The Constitution states, with Article 94, that some international rules of law have the highest hierarchy: legal provisions which are incompatible with these rules of international law do not apply. European law itself takes precedence over national law. This is followed by the Charter, the Constitution and Acts of Parliament. These rank above other regulations. The adoption of formal laws is carried out jointly by the government and the States General.

It is also stipulated that a law may wholly or partially lose its effect only as a result of a subsequent law. There is also a general rule of interpretation that special laws go beyond general laws. The law in the continental tradition is also a higher legal source than the case law.

Institutional framework

The authorities responsible for adopting legal provisions

The legislative process

Laws are jointly adopted by the government and the States General. Legislative proposals can be submitted by the government or the Lower House of the States General. The Council of State advises on legislative proposals, as well as on orders in council. Other stakeholders are generally consulted when a legislative proposal is being prepared.
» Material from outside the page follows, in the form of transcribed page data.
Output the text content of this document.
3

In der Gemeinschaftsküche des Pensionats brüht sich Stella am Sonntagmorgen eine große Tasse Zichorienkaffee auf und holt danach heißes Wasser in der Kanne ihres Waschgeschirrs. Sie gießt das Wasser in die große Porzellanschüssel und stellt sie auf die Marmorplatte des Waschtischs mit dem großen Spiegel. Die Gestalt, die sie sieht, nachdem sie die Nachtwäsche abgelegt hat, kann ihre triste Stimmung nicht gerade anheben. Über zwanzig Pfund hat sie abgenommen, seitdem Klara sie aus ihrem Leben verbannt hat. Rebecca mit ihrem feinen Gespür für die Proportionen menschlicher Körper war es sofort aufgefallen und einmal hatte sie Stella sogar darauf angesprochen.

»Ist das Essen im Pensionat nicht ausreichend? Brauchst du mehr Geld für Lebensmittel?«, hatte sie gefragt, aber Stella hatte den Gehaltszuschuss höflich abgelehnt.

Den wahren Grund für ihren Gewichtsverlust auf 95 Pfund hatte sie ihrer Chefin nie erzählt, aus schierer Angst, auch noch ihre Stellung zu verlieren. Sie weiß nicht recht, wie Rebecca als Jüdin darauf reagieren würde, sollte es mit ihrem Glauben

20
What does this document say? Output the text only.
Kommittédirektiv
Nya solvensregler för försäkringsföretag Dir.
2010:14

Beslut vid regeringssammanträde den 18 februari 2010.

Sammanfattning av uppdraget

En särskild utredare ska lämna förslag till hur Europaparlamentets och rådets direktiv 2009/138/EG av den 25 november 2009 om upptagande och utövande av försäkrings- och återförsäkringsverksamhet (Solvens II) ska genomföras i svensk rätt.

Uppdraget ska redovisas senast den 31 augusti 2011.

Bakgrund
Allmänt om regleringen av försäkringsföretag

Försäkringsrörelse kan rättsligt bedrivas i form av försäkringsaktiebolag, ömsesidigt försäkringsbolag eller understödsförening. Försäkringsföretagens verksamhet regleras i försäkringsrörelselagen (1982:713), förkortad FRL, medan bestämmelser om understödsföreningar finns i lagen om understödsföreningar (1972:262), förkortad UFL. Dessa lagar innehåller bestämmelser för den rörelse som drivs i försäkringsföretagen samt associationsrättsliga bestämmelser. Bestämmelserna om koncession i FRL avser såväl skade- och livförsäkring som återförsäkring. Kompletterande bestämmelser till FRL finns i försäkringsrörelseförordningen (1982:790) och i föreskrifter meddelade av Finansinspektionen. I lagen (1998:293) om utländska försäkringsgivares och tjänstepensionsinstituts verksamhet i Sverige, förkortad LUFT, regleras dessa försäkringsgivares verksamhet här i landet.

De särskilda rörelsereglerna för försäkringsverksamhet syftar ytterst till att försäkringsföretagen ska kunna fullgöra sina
In many cases the Council of Ministers adopts a legislative proposal and sends it to the Advisory Division of the Council of State. The government responds to that recommendation by drawing up a further report. Then, the government sends the legislative proposal — with any necessary amendments — to the Lower House by Royal Message. The proposal may be amended while it is being debated by the Lower House. The House of Representatives has the right of amendment. Once it has been accepted by the Lower House, the Upper House debates the proposal. The Eerste Kamer may only adopt or reject the bill. Changes are no longer possible. Upon acceptance by the Upper House, the King and the Minister sign the legal text, whereupon the law enters into force.

Legal databases

Link opens in new is the central access point for all information about the government organisations of the Netherlands. This includes access to national and local laws and regulations.

You can Link opens in new windowfind official publications from the Official Gazette, the Government Gazette (Staatscourant) and the Tractatenblad (Official Gazette). You can also find all the publications of the Dutch Parliament.

Is access to the database free of charge?

Access to the websites shall be free of charge.

Related Links

Link opens in new windowCentral Government

Link opens in new windowGovernment

Link opens in new windowMinistry of Foreign Affairs

Link opens in new windowLower House

Link opens in new

Link opens in new windowHouseofrepresatives.en

This is a machine translated version of the content. The owner of this page accepts no responsibility or liability whatsoever with regard to the quality of this machine translated text.